Independence Day 2017

I hope that this Independence Day finds you in good stead, celebrating the bounties that our country has in such abundance and remembering the forefathers who had the vision and the strength to persist in creating a land of opportunity.

I will tell you a couple of recent stories that may pertain to your practice. But let’s first ask a few questions:

  1. Are you practicing in the true Independence Day spirit? Or in other words, do you have the freedom to control your practice?
  2. Have you made steps to increase your control of your practice?
  3. Have you aligned yourself with restorative doctors and together learned how to collaborate in the best interests of the patient?
  4. Have you freed yourself from the hindrances (insurance companies, less than honorable doctors, less than honorable patients, less than honorable staff) that take away your freedom? If not, are you on a track to do so?
  5. Are you having fun in your practice?

Periodontics is the pinnacle of dentistry. It’s where the best research is done. It’s where your patients have the best opportunity for long-term success. It’s where patients can rely on you to help them make the right decisions regarding their long-term care.

How you get those patients into your office may be under question.  Direct-to-patient is now a tested answer in every part of the country. But no one should ask you to jettison a successful referral relationship in the quest for more patients. No one can climb into your personal practice model better than you can to determine how to expand your future. You can build a practice with multiple sources of referral both within and outside of the dental community.

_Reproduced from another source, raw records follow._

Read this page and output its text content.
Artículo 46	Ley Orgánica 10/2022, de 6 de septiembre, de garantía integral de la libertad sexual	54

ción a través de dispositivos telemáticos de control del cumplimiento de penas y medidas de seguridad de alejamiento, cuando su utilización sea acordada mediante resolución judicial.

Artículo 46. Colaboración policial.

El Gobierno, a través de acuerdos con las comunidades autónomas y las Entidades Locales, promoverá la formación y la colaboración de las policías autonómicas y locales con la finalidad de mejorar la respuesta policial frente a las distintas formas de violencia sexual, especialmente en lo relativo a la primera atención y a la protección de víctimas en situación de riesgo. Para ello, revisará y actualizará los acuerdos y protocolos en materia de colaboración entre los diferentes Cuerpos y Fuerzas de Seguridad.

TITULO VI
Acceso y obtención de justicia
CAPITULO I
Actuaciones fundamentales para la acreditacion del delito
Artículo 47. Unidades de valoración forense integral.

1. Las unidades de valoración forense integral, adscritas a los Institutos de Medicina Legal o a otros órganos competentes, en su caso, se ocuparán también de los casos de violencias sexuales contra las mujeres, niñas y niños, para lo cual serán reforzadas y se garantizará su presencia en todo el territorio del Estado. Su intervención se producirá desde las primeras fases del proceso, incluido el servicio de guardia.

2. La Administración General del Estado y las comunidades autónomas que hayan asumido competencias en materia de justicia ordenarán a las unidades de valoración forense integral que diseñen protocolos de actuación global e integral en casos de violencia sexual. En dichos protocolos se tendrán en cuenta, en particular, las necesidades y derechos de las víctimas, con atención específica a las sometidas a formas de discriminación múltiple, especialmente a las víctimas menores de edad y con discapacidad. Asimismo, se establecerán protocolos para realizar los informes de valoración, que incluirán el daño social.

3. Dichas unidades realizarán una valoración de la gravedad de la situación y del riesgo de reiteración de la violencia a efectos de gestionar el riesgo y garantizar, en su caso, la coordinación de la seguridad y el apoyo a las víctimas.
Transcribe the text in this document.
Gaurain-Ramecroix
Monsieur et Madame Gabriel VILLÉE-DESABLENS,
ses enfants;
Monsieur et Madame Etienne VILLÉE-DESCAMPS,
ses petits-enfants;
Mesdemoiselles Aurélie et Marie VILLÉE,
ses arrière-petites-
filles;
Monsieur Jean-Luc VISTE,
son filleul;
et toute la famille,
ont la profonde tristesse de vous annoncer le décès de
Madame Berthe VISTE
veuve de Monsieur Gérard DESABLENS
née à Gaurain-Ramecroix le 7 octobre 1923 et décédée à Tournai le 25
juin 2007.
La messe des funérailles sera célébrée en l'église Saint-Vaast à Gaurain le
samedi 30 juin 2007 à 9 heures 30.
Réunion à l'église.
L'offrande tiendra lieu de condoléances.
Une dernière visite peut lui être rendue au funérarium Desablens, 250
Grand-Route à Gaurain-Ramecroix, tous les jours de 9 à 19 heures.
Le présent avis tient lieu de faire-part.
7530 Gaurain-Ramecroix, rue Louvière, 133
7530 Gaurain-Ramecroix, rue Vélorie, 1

You are a needed and welcome entity in your community. You have knowledge and have the training to apply that knowledge. That knowledge is yours.  Any attempt to supplant that knowledge to the interests of another entity has a long term consequence to every party involved in that attempt including the profession itself.

Or let’s look at that statement in a more positive fashion. You have knowledge. Your best efforts are toward expanding that knowledge in the interests of the patient, the restorative dentist, and yourself. I have the luxury of seeing first hand how that occurs as I watch my associates, Dr. Matt Sheldon, a restorative dentist,  and Dr. Michel Furtado Araujo, a board-certified periodontist, discuss cases together. They learn from each other. And so do you as you work together with those restorative dentists who are seeking to be the best.

In the past month, we brought two patients into our office for discussion sessions among the doctors.  Those sessions added a third dimension, as the patients participated in those discussions and gave their own viewpoints. Talk about fun. Yes, those exercises with the right patients can be a lot of fun. Talk about team building–not only are you developing a perio-restorative team, you are adding the patient to the team. And don’t you think that the patient will then tell others, write you a great Google review, and think of you as his or her colleague. That’s fun!

I had the opportunity just last week to do a web conference with a young periodontist and the restorative dentist with whom he is establishing a relationship. The restorative dentist has worked hard to build a practice and is quite proud of the fact that he has built it so fast. It is primarily an insurance practice. Without even talking about insurance, we talked instead about what dentistry can be and showed an example of what that is all about, a full reconstruction case. We talked about how each member of the team would work in developing the treatment plan, presenting that treatment plan to the patient, and then carrying out the treatment plan. The periodontist emailed the next day. He wrote that the restorative dentist now wants to explore how to see that kind of patient, a patient that he never sees on his insurance plans, and be able to do that kind of dentistry.  In other words, he sees a new vision of what dentistry can be.

So on this Independence Day coming up, let’s look at how a vision created a country. It was thought first, then action. Let’s look at how a parallel vision can create your practice.